Case ID: wash_72/html/0298-01.html
Source: Caselaw Access Project
Author: {"author": "Main, J.", "license": "Public Domain", "url": "https://static.case.law/"}
Date Created: 2024-08-24T03:29:51.129683

[No. 10668.
    Department Two.
    February 28, 1913.]
    Charles Johnson, Appellant, v. The City of Spokane, Respondent.
      
    
    Judgment — Res Judicata — Matters Concluded. A judgment in condemnation proceedings for the purpose of ascertaining the amount of damages to abutting property by reason of a change of street grade is res judicata and a bar to a subsequent suit by a party thereto to recover damages therefor.
    Appeal from a judgment of the superior court for Spokane county, Kennan, J., entered June 27, 1912, upon granting a nonsuit, dismissing an action for damages to property.
    Affirmed.
    
      Morrill, Chester & Skuse, for appellant.
    
      H. M. Stephens and Bruce Blake, for respondent.
    
      
       Reported in 130 Pac. 341.
    
   Main, J.

This is an action for damages to abutting property by reason of changing the grade and the regrading of a street. The plaintiff is the owner of lot 19, in block 5, in First addition to the West Riverside addition to the city of Spokane, which lot fronts on Clark avenue, one of the public streets of the city. On June 12, 1900, the city council passed an ordinance which established the grade of Clark avenue, but the street was never improved under this ordinance by bringing the surface of the street to the grade line thus established. On January 14, 1910, an ordinance was passed by which the grade of Clark avenue was changed and re-established. This ordinance provided for the improvement of the street by grading, sidewalking, etc. The contract for this work was entered into on February 18, 1910, and thereafter the work was prosecuted. On July 28, 1911, while the work of regrading and sidewalking was in progress, the plaintiff in this action filed a verified claim with the city, demanding damages on account of the lowering of the surface of the street in front of his property to the grade line established by the ordinance of January 14, 1910.

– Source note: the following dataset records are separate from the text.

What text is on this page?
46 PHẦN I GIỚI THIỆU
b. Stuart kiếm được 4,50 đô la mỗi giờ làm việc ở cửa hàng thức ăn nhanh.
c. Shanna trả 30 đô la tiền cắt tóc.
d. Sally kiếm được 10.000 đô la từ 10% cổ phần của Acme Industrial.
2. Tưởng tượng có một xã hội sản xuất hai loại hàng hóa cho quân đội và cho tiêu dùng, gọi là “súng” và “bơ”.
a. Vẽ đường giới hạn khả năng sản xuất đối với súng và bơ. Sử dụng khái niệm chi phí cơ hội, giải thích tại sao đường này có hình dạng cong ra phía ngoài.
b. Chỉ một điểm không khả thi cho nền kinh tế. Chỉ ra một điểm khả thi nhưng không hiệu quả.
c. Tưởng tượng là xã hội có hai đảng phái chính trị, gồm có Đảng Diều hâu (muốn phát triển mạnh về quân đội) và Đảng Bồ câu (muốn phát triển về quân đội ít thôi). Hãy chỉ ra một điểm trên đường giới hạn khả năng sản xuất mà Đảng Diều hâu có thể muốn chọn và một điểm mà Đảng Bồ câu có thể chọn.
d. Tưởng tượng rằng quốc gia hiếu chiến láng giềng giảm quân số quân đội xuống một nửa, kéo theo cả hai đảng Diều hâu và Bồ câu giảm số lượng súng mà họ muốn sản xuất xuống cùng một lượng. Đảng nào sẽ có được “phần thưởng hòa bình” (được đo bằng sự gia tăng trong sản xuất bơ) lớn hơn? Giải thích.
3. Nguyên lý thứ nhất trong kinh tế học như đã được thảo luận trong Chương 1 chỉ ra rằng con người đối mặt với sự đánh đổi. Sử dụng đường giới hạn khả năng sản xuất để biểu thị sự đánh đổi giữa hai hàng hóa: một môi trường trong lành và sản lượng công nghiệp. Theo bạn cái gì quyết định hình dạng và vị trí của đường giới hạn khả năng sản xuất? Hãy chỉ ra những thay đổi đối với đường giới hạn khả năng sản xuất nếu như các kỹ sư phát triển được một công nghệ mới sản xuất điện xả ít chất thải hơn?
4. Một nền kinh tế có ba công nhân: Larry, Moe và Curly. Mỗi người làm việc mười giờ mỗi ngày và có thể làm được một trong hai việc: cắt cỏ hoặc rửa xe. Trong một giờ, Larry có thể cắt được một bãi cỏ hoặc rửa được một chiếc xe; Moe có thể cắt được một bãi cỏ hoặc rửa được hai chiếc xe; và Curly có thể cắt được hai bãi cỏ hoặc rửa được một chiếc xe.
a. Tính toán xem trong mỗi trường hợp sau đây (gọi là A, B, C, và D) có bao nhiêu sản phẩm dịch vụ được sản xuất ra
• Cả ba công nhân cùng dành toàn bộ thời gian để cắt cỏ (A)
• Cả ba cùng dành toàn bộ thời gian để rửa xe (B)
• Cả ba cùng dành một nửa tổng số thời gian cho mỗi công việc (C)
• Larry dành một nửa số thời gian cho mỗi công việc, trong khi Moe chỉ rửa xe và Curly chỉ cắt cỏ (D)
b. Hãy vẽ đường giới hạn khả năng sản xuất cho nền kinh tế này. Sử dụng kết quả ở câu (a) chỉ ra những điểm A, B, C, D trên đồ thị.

On October 26, 1911, the city council passed an ordinance providing for the institution of a condemnation proceeding for the purpose of ascertaining the amount of damages to abutting property by reason of the changing and reestablishing of the grade of Clark avenue. Pursuant to this ordinance, condemnation proceedings were begun, a trial had, and judgment was entered therein on December 27, 1911. The plaintiff here was a party to that action and appeared therein by counsel. The judgment in the condemnation suit has never been vacated or set aside. During the month of January, 1912, the present action was begun on the claim that had been filed July 28, 1911. In due time the cause came on for trial. At the conclusion of the plaintiff’s evidence, a motion for nonsuit was interposed by the defendant. The motion was granted, and dismissal of the action followed. The plaintiff has appealed.

The sole question presented is whether the judgment in the condemnation suit is res judicata as against appellant’s right to prosecute the present action. To ascertain the amount of the damage which appellant’s property would suffer by reason of the change of grade of Clark avenue was one of the purposes for which the condemnation action was brought. The appellant appeared therein. It was his right and his duty to litigate in that action the very question which he is seeking to have determined in the present action. In Compton v. Seattle, 38 Wash. 514, 80 Pac. 757, a similar question was presented to this court, and the decision in that case is conclusive as against the appellant’s right to maintain the present action.

The judgment will therefore be affirmed.

Morris, Ellis, Fullerton, and Mount, JJ., concur.